Do you want to work faster and more efficiently with large datasets? This training will introduce you to the world of High-Performance Data Analytics (HPDA) through intensive, hands-on sessions in the Jupyter Notebook environment. During the workshops, you will learn how to leverage the capabilities of Python and libraries such as Pandas and Dask to efficiently analyze data – from single files to datasets that exceed your computer’s memory. The training combines theory with practice, allowing you to immediately apply newly acquired skills to real-world data analysis scenarios.
What can you expect?
- learning how to work with large datasets in Python
- a practical introduction to data analysis using Pandas
- getting familiar with tools for scaling computations (Dask)
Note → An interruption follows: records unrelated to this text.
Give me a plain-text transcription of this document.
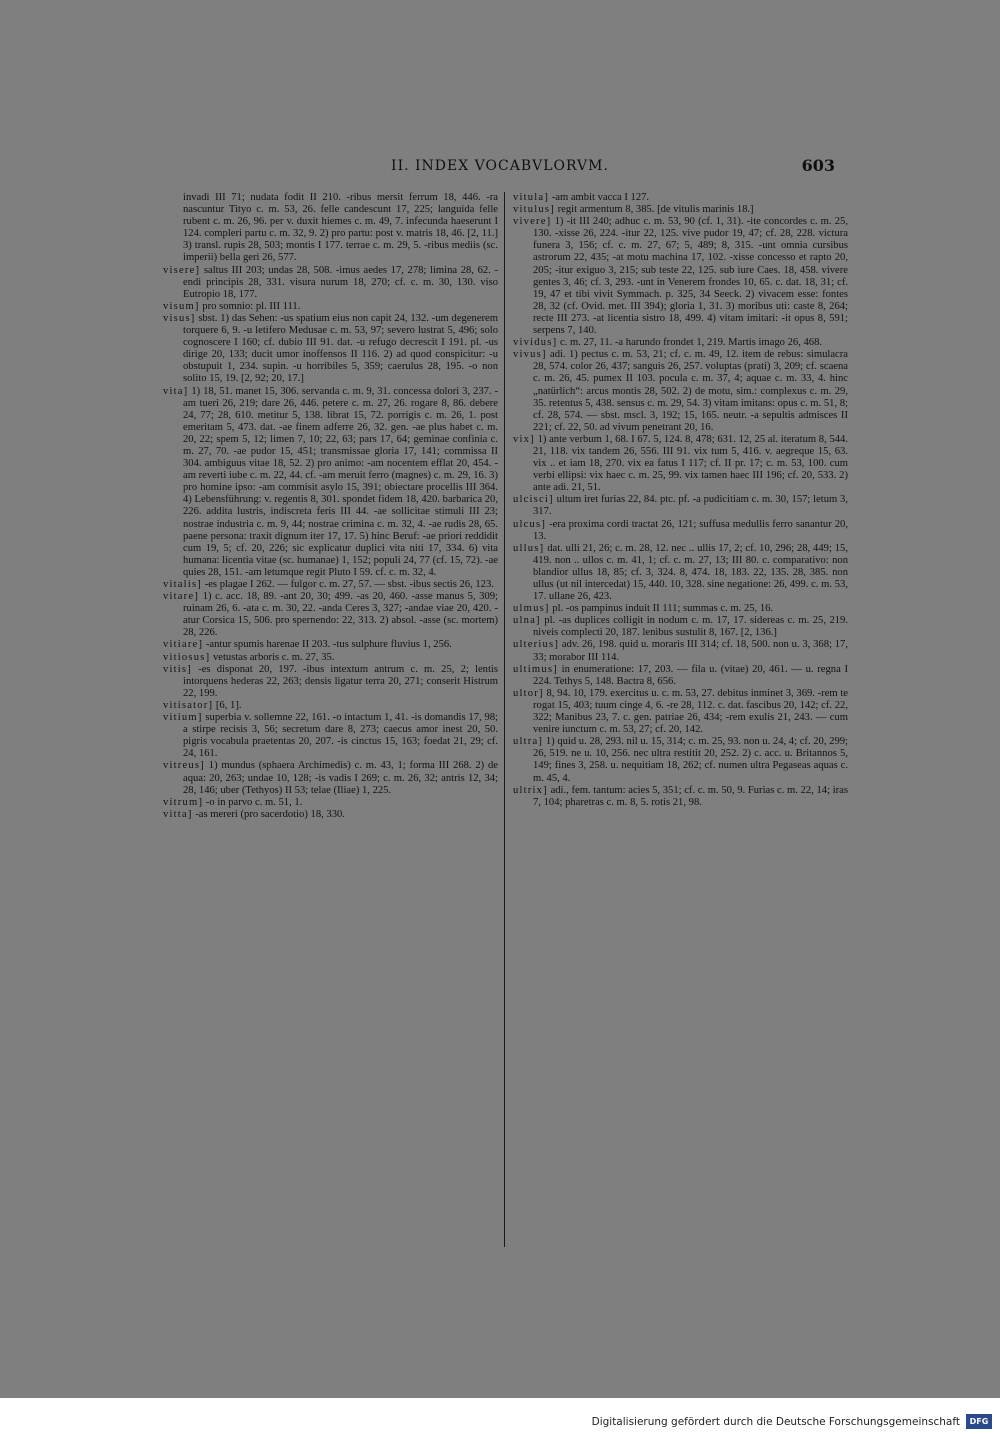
II. INDEX VOCABVLORVM.	603
invadi III 71; nudata fodit II 210. -ribus mersit ferrum 18, 446. -ra nascuntur Tityo c. m. 53, 26. felle candescunt 17, 225; languida felle rubent c. m. 26, 96. per v. duxit hiemes c. m. 49, 7. infecunda haeserunt I 124. compleri partu c. m. 32, 9. 2) pro partu: post v. matris 18, 46. [2, 11.] 3) transl. rupis 28, 503; montis I 177. terrae c. m. 29, 5. -ribus mediis (sc. imperii) bella geri 26, 577.
visere] saltus III 203; undas 28, 508. -imus aedes 17, 278; limina 28, 62. -endi principis 28, 331. visura nurum 18, 270; cf. c. m. 30, 130. viso Eutropio 18, 177.
visum] pro somnio: pl. III 111.
visus] sbst. 1) das Sehen: -us spatium eius non capit 24, 132. -um degenerem torquere 6, 9. -u letifero Medusae c. m. 53, 97; severo lustrat 5, 496; solo cognoscere I 160; cf. dubio III 91. dat. -u refugo decrescit I 191. pl. -us dirige 20, 133; ducit umor inoffensos II 116. 2) ad quod conspicitur: -u obstupuit 1, 234. supin. -u horribiles 5, 359; caerulus 28, 195. -o non solito 15, 19. [2, 92; 20, 17.]
vita] 1) 18, 51. manet 15, 306. servanda c. m. 9, 31. concessa dolori 3, 237. -am tueri 26, 219; dare 26, 446. petere c. m. 27, 26. rogare 8, 86. debere 24, 77; 28, 610. metitur 5, 138. librat 15, 72. porrigis c. m. 26, 1. post emeritam 5, 473. dat. -ae finem adferre 26, 32. gen. -ae plus habet c. m. 20, 22; spem 5, 12; limen 7, 10; 22, 63; pars 17, 64; geminae confinia c. m. 27, 70. -ae pudor 15, 451; transmissae gloria 17, 141; commissa II 304. ambiguus vitae 18, 52. 2) pro animo: -am nocentem efflat 20, 454. -am reverti iube c. m. 22, 44. cf. -am meruit ferro (magnes) c. m. 29, 16. 3) pro homine ipso: -am commisit asylo 15, 391; obiectare procellis III 364. 4) Lebensführung: v. regentis 8, 301. spondet fidem 18, 420. barbarica 20, 226. addita lustris, indiscreta feris III 44. -ae sollicitae stimuli III 23; nostrae industria c. m. 9, 44; nostrae crimina c. m. 32, 4. -ae rudis 28, 65. paene persona: traxit dignum iter 17, 17. 5) hinc Beruf: -ae priori reddidit cum 19, 5; cf. 20, 226; sic explicatur duplici vita niti 17, 334. 6) vita humana: licentia vitae (sc. humanae) 1, 152; populi 24, 77 (cf. 15, 72). -ae quies 28, 151. -am letumque regit Pluto I 59. cf. c. m. 32, 4.
vitalis] -es plagae I 262. — fulgor c. m. 27, 57. — sbst. -ibus sectis 26, 123.
vitare] 1) c. acc. 18, 89. -ant 20, 30; 499. -as 20, 460. -asse manus 5, 309; ruinam 26, 6. -ata c. m. 30, 22. -anda Ceres 3, 327; -andae viae 20, 420. -atur Corsica 15, 506. pro spernendo: 22, 313. 2) absol. -asse (sc. mortem) 28, 226.
vitiare] -antur spumis harenae II 203. -tus sulphure fluvius 1, 256.
vitiosus] vetustas arboris c. m. 27, 35.
vitis] -es disponat 20, 197. -ibus intextum antrum c. m. 25, 2; lentis intorquens hederas 22, 263; densis ligatur terra 20, 271; conserit Histrum 22, 199.
vitisator] [6, 1].
vitium] superbia v. sollemne 22, 161. -o intactum 1, 41. -is domandis 17, 98; a stirpe recisis 3, 56; secretum dare 8, 273; caecus amor inest 20, 50. pigris vocabula praetentas 20, 207. -is cinctus 15, 163; foedat 21, 29; cf. 24, 161.
vitreus] 1) mundus (sphaera Archimedis) c. m. 43, 1; forma III 268. 2) de aqua: 20, 263; undae 10, 128; -is vadis I 269; c. m. 26, 32; antris 12, 34; 28, 146; uber (Tethyos) II 53; telae (Iliae) 1, 225.
vitrum] -o in parvo c. m. 51, 1.
vitta] -as mereri (pro sacerdotio) 18, 330.
vitula] -am ambit vacca I 127.
vitulus] regit armentum 8, 385. [de vitulis marinis 18.]
vivere] 1) -it III 240; adhuc c. m. 53, 90 (cf. 1, 31). -ite concordes c. m. 25, 130. -xisse 26, 224. -itur 22, 125. vive pudor 19, 47; cf. 28, 228. victura funera 3, 156; cf. c. m. 27, 67; 5, 489; 8, 315. -unt omnia cursibus astrorum 22, 435; -at motu machina 17, 102. -xisse concesso et rapto 20, 205; -itur exiguo 3, 215; sub teste 22, 125. sub iure Caes. 18, 458. vivere gentes 3, 46; cf. 3, 293. -unt in Venerem frondes 10, 65. c. dat. 18, 31; cf. 19, 47 et tibi vivit Symmach. p. 325, 34 Seeck. 2) vivacem esse: fontes 28, 32 (cf. Ovid. met. III 394); gloria 1, 31. 3) moribus uti: caste 8, 264; recte III 273. -at licentia sistro 18, 499. 4) vitam imitari: -it opus 8, 591; serpens 7, 140.
vividus] c. m. 27, 11. -a harundo frondet 1, 219. Martis imago 26, 468.
vivus] adi. 1) pectus c. m. 53, 21; cf. c. m. 49, 12. item de rebus: simulacra 28, 574. color 26, 437; sanguis 26, 257. voluptas (prati) 3, 209; cf. scaena c. m. 26, 45. pumex II 103. pocula c. m. 37, 4; aquae c. m. 33, 4. hinc „natürlich“: arcus montis 28, 502. 2) de motu, sim.: complexus c. m. 29, 35. retentus 5, 438. sensus c. m. 29, 54. 3) vitam imitans: opus c. m. 51, 8; cf. 28, 574. — sbst. mscl. 3, 192; 15, 165. neutr. -a sepultis admisces II 221; cf. 22, 50. ad vivum penetrant 20, 16.
vix] 1) ante verbum 1, 68. I 67. 5, 124. 8, 478; 631. 12, 25 al. iteratum 8, 544. 21, 118. vix tandem 26, 556. III 91. vix tum 5, 416. v. aegreque 15, 63. vix .. et iam 18, 270. vix ea fatus I 117; cf. II pr. 17; c. m. 53, 100. cum verbi ellipsi: vix haec c. m. 25, 99. vix tamen haec III 196; cf. 20, 533. 2) ante adi. 21, 51.
ulcisci] ultum iret furias 22, 84. ptc. pf. -a pudicitiam c. m. 30, 157; letum 3, 317.
ulcus] -era proxima cordi tractat 26, 121; suffusa medullis ferro sanantur 20, 13.
ullus] dat. ulli 21, 26; c. m. 28, 12. nec .. ullis 17, 2; cf. 10, 296; 28, 449; 15, 419. non .. ullos c. m. 41, 1; cf. c. m. 27, 13; III 80. c. comparativo: non blandior ullus 18, 85; cf. 3, 324. 8, 474. 18, 183. 22, 135. 28, 385. non ullus (ut nil intercedat) 15, 440. 10, 328. sine negatione: 26, 499. c. m. 53, 17. ullane 26, 423.
ulmus] pl. -os pampinus induit II 111; summas c. m. 25, 16.
ulna] pl. -as duplices colligit in nodum c. m. 17, 17. sidereas c. m. 25, 219. niveis complecti 20, 187. lenibus sustulit 8, 167. [2, 136.]
ulterius] adv. 26, 198. quid u. moraris III 314; cf. 18, 500. non u. 3, 368; 17, 33; morabor III 114.
ultimus] in enumeratione: 17, 203. — fila u. (vitae) 20, 461. — u. regna I 224. Tethys 5, 148. Bactra 8, 656.
ultor] 8, 94. 10, 179. exercitus u. c. m. 53, 27. debitus inminet 3, 369. -rem te rogat 15, 403; tuum cinge 4, 6. -re 28, 112. c. dat. fascibus 20, 142; cf. 22, 322; Manibus 23, 7. c. gen. patriae 26, 434; -rem exulis 21, 243. — cum venire iunctum c. m. 53, 27; cf. 20, 142.
ultra] 1) quid u. 28, 293. nil u. 15, 314; c. m. 25, 93. non u. 24, 4; cf. 20, 299; 26, 519. ne u. 10, 256. nec ultra restitit 20, 252. 2) c. acc. u. Britannos 5, 149; fines 3, 258. u. nequitiam 18, 262; cf. numen ultra Pegaseas aquas c. m. 45, 4.
ultrix] adi., fem. tantum: acies 5, 351; cf. c. m. 50, 9. Furias c. m. 22, 14; iras 7, 104; pharetras c. m. 8, 5. rotis 21, 98.
Digitalisierung gefördert durch die Deutsche Forschungsgemeinschaft	DFG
- understanding how HPC (High-Performance Computing) and HTC (High-Throughput Computing) work
- working with real datasets, including scientific data
- hands-on exercises demonstrating the differences between local and distributed approaches
- learning methods for optimizing performance and accelerating data processing
Who is it for? This training is aimed at individuals who want to develop their data analysis skills:
- researchers and academic staff
- engineers
- data scientists and analysts
- anyone working with larger datasets who wants to do it more efficiently
Requirements To benefit fully from the training, participants should have:
- a basic understanding of Python
- familiarity with Jupyter Notebook
- willingness to work with data and learn new tools No prior training courses or account registration are required.
The training will be held online (Zoom), and the meeting link will be sent to registered participants. Language: Polish or English (depending on the group) Duration: 2 days (8 hours total)
Registration (and the waiting list) closes automatically on July 3, 2026. The number of places is limited, and registration may close earlier if the limit is reached.
The training will be delivered by Leszek Grzanka, an experienced specialist in high-performance computing and data analytics from the ACC Cyfronet AGH team.